A new orthopaedic surgery program at Vanderbilt University Medical Center is combining foot and ankle expertise with trauma surgery to restore lower extremities that have deteriorated from bone loss, infection or deformity.
Part of Vanderbilt’s Orthopaedic Limb Loss Program, the dedicated lower limb effort is led by Bethany Gallagher, M.D., an assistant professor of orthopaedic surgery at Vanderbilt and Lieutenant Colonel Daniel Stinner, M.D., an associate professor of orthopaedic surgery and active-duty Army surgeon. Stinner’s work supports the Military-Civilian Partnership between Vanderbilt and Army Medicine.
Severe lower limb injuries require multispecialty expertise and a high level of continuing care. Vanderbilt is a level 1 trauma center with specialists in imaging, infectious diseases, plastic surgery, prosthetics and other disciplines readily at hand.
“Our primary goal is restoration of function, which encompasses so much more than surgical treatment,” Gallagher said. “With these resources close by, we are able to swiftly and appropriately manage these complex injuries with our team.”
“Limb restoration patients often require frequent clinic visits to assess wound and bone healing with adjustments made in the treatment plan if necessary,” Stinner added. “Most orthopaedic practices don’t have the resources available to deliver this type of care.”
Salvage vs. Amputation
Lower limb deterioration may result from multiple causes, including severe trauma injury, osteomyelitis, diabetes or peripheral vascular disease. There are management standards for each condition; however, when viability or function of the limb is severely threatened, the decision to amputate or attempt salvage becomes the primary challenge.
“Our primary goal is restoration of function, which encompasses so much more than surgical treatment.”
Salvage versus amputation decisions are based on the degree of nerve injury, ischemia, soft-tissue contamination, skeletal damage, shock and a patient’s age (also known as the NISSA index). This and other indices – including the Predictive Salvage Index, Mangled Extremity Severity Score, and Limb Salvage Index – have been developed to help surgeons and care teams make the salvage decision.
“Limb salvage is complex and the decision to salvage a deteriorating limb is multifactorial,” Gallagher said. “Every restoration requires unique strategies.”

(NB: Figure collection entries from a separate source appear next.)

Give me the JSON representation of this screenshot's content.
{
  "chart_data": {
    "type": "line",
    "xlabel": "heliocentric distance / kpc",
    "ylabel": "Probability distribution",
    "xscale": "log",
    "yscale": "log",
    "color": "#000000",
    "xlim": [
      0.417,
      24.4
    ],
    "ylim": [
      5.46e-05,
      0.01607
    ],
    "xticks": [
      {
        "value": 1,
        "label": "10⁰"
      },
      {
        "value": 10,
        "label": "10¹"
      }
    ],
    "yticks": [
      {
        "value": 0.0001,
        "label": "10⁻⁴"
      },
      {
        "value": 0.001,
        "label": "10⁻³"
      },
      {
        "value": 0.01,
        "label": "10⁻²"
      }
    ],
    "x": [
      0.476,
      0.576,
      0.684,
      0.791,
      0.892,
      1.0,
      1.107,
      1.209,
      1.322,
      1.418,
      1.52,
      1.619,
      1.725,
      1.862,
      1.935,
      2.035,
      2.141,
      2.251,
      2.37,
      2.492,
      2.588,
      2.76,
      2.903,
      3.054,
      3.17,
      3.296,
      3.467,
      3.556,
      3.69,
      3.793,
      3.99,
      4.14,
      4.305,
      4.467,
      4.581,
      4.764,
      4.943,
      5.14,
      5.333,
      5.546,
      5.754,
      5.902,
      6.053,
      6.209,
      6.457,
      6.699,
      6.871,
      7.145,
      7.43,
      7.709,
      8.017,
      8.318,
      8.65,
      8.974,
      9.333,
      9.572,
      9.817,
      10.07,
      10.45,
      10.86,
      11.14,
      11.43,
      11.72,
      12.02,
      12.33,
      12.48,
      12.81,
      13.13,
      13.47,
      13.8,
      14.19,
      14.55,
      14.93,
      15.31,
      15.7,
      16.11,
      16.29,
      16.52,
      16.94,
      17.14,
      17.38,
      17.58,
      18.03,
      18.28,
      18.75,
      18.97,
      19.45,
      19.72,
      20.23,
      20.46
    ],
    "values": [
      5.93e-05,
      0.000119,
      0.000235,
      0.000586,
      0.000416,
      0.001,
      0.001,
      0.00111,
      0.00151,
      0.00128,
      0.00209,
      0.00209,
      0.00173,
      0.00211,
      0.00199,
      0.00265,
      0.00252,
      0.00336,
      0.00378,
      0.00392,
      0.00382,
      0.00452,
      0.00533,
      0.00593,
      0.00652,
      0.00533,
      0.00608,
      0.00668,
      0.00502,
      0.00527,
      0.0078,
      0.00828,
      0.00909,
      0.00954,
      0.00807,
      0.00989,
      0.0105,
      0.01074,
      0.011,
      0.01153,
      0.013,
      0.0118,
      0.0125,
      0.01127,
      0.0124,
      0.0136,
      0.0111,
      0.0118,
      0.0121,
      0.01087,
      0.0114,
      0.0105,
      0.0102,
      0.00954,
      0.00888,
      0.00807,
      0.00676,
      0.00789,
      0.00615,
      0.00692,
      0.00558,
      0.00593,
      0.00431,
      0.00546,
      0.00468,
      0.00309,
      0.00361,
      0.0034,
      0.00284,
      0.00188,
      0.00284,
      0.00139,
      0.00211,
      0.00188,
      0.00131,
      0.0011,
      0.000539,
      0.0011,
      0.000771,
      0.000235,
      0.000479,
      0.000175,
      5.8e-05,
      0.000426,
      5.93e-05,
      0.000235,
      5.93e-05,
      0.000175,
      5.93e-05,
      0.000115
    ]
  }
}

Trauma is the most frequent cause for lower limb salvage surgery and demands quick, careful assessment. As a military orthopaedic trauma surgeon, Stinner helps train Army orthopaedic surgeons to perform combat-relevant surgical procedures. In severe traumatic injuries, he says, the cases surgeons encounter in many busy level 1 trauma centers are much like what military surgeons see on the battlefield.
Standard of care for trauma is careful debridement with stabilization and prompt wound coverage to prevent failure, infection and improve the bone healing environment. Once initial stabilization is complete, the team plans more definitive management if needed, Stinner said.
Imaging to Inform Diagnosis and Treatment
Whether the patient presents through the ED or as a referral, the physician spends significant time obtaining and reviewing appropriate imaging.
“A unique and powerful tool in the new program is distraction osteogenesis, which provides the ability to remove the compromised bone and essentially grow or transport bone into the defect.”
“CT scans are critical in planning stages for acute fracture management as well as planning for deformity correction or bone resection in severe cases of infection,” Gallagher explained. “They also allow us to determine healing of the bones as time goes on and as patients are preparing to walk again.”
If there is concern for deep bone infection either at initial consultation or as the treatment evolves, the orthopaedist consults a team of infectious disease physicians that focus specifically on bone infections. Similarly, plastic surgeons are consulted to provide skin and muscle coverage critical for bone healing in catastrophic injuries or infections.
Once the plan has been established and thoroughly discussed with the patient, the physician moves forward with surgical intervention. The orthopaedics team at Vanderbilt employs personalized microsurgical strategies including complex fusions, bone allografting, deformity correction and ankle arthrodesis to restore function.
“A unique and powerful tool in the new program is distraction osteogenesis, which provides the ability to remove the compromised bone and essentially grow or transport bone into the defect,” Gallagher said. “This is time intensive and requires detailed planning by the physician but can be an opportunity to salvage a limb thought only to be best treated with amputation.”
The new lower limb restoration program joins several other Vanderbilt initiatives focused on limb restoration including upper extremity limb salvage and limb loss pain, a limb loss care clinic and the Center for Rehabilitation Engineering and Assistive Technology (CREATE).
“Vanderbilt has everything – clinical expertise, ancillary support and computer-aided prosthetic design,” Gallagher said. “Working with such a qualified team gives patients a comfort level and facilitates recovery.”